* Russian condemns WADA “whereabouts” rules
* Urges authorities to change drugs testing regime
By Iain Rogers
MADRID, May 10 (Reuters) - World number eight Svetlana Kuznetsova has joined other top athletes in condemning drug testing rules that require players to give three months’ notice of where they will be for an hour each day.
The World Anti-Doping Agency’s (WADA) so-called “whereabouts” rules have been criticised by many professionals, including men’s world number one Rafael Nadal and Olympic pole vault champion Yelena Isinbayeva.
With WADA holding its executive board meeting in Montreal on Sunday, the controversial rule is expected to be among the hot topics discussed and Kuznetsova said they should be reworked.
“I don’t agree with this rule because it can interrupt your private life,” the Russian told Reuters in an interview arranged by the WTA Tour’s sponsor Sony Ericsson at the Madrid Open.
“If I am in Moscow for example and one night I decide to go out to my friend’s house why should I come back at eight o’clock in the morning to my house to be checked?
“It’s very tough. I think they should change.”
The International Olympic Committee (IOC) supports the regulations but WADA is battling with many sports governing bodies such as soccer’s FIFA and cycling’s UCI over the issue.
A European Union panel said last month WADA should reassess the rules as many points contravened the bloc’s privacy laws.
A legal challenge has been lodged in Belgium on behalf of 65 athletes, including cyclists and volleyball players, who argue the rule breaks EU privacy laws. FIFPro, the soccer players’ union, is also mounting a case.
The issue of drugs in tennis came to the fore again on Sunday after French player Richard Gasquet said he had tested positive for cocaine at a tournament in Miami last month.

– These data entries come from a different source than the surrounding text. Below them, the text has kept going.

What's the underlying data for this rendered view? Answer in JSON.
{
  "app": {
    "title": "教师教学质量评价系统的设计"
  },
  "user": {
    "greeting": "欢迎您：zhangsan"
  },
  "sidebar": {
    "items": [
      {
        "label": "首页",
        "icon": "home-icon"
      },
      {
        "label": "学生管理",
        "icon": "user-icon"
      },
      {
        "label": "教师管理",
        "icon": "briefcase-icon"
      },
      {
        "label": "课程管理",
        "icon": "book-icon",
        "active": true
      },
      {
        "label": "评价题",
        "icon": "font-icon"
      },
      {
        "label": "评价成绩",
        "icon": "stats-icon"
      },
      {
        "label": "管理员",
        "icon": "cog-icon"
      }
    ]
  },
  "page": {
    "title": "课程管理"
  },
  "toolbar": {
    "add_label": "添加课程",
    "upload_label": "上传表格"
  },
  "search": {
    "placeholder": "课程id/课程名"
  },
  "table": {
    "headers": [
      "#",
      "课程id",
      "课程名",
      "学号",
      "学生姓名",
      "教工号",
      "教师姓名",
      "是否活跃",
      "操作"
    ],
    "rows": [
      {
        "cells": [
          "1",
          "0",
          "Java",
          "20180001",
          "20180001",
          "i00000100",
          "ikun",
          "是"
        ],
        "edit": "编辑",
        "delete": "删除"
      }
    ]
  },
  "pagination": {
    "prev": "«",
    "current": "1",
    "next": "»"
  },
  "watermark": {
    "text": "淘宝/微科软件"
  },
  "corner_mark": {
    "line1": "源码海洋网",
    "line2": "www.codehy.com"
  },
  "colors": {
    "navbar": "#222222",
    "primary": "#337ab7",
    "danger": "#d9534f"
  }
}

Shortly after capturing the 2004 U.S. Open title Kuznetsova had a brush with doping allegations when she was wrongfully accused by Belgian regional sports minister Claude Eerdekens of failing a drugs test during an exhibition tournament.

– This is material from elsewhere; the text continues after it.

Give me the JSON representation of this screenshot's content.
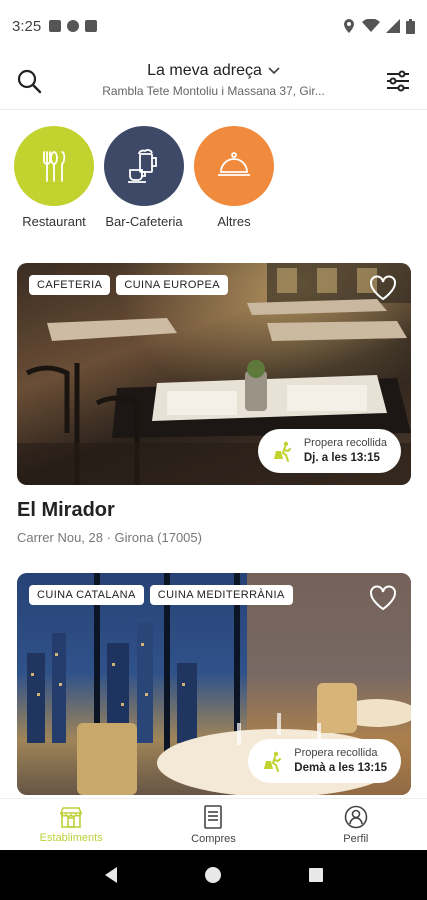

She was swiftly cleared of any wrongdoing by tennis officials and told Reuters on Sunday it made more sense for testing on tennis players to be done during competition.

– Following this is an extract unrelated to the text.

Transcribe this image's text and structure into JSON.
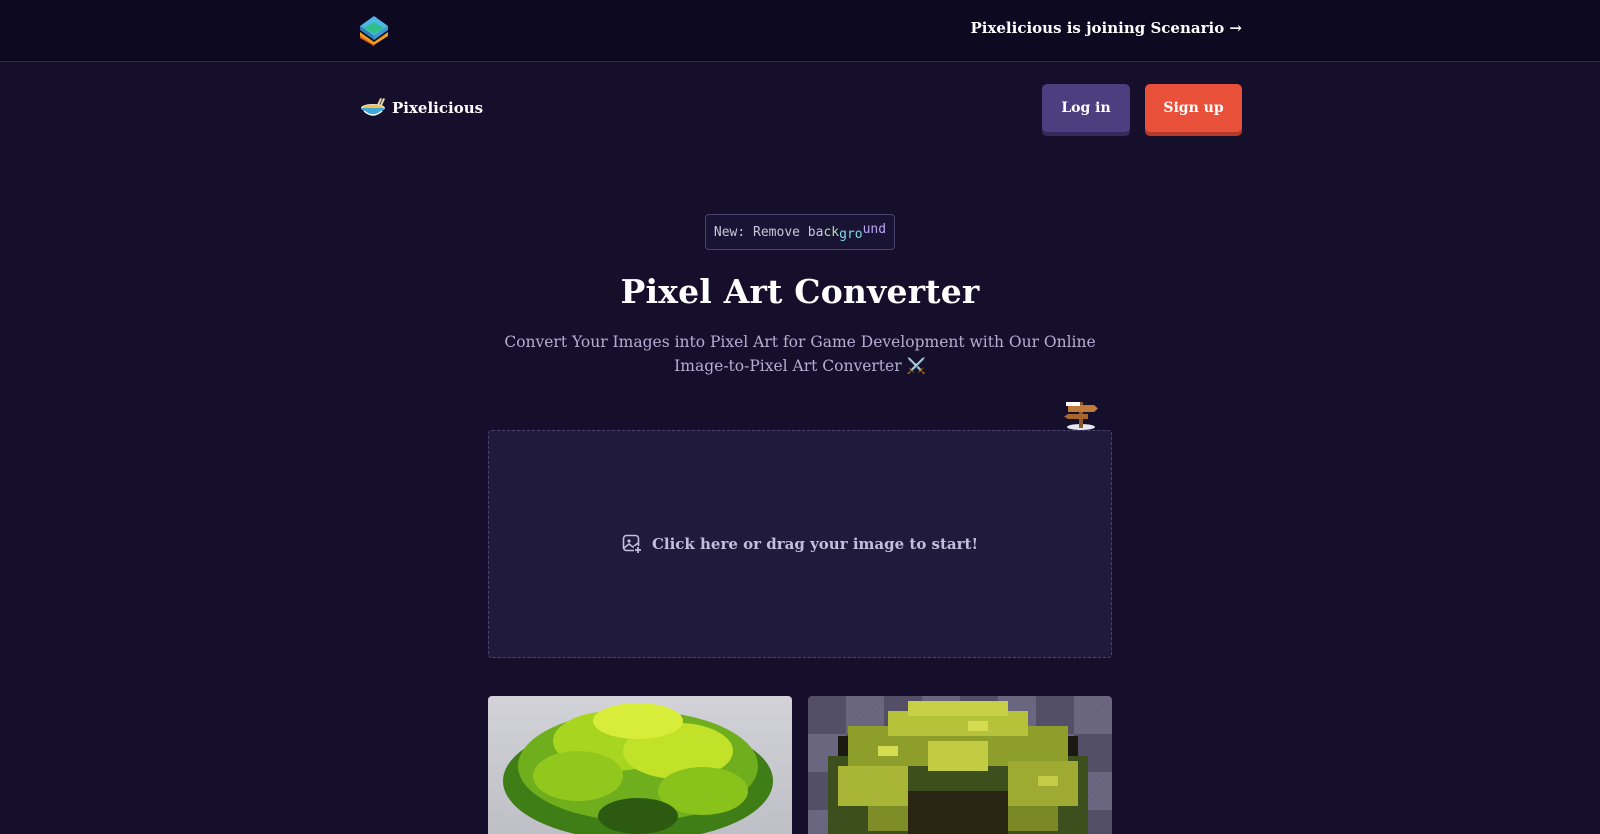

“We play tournaments almost every second or third week and they could test us anytime and they still want to interrupt our lives,” she said. “This is what I don’t agree with.”
Asked about the rules at a news conference at the Madrid Open on Sunday, world number two Serena Williams said she found them “weird” and they sometimes interfered with her social life.
“Well it’s weird sometimes if you want to go to dinner,” she said. “Like I was at dinner once and then there was doping at my house and I was just like okay well.
“But I guess you just have to give them an hour when you’re going to be at home and stick with your schedule and it will all work out for you.”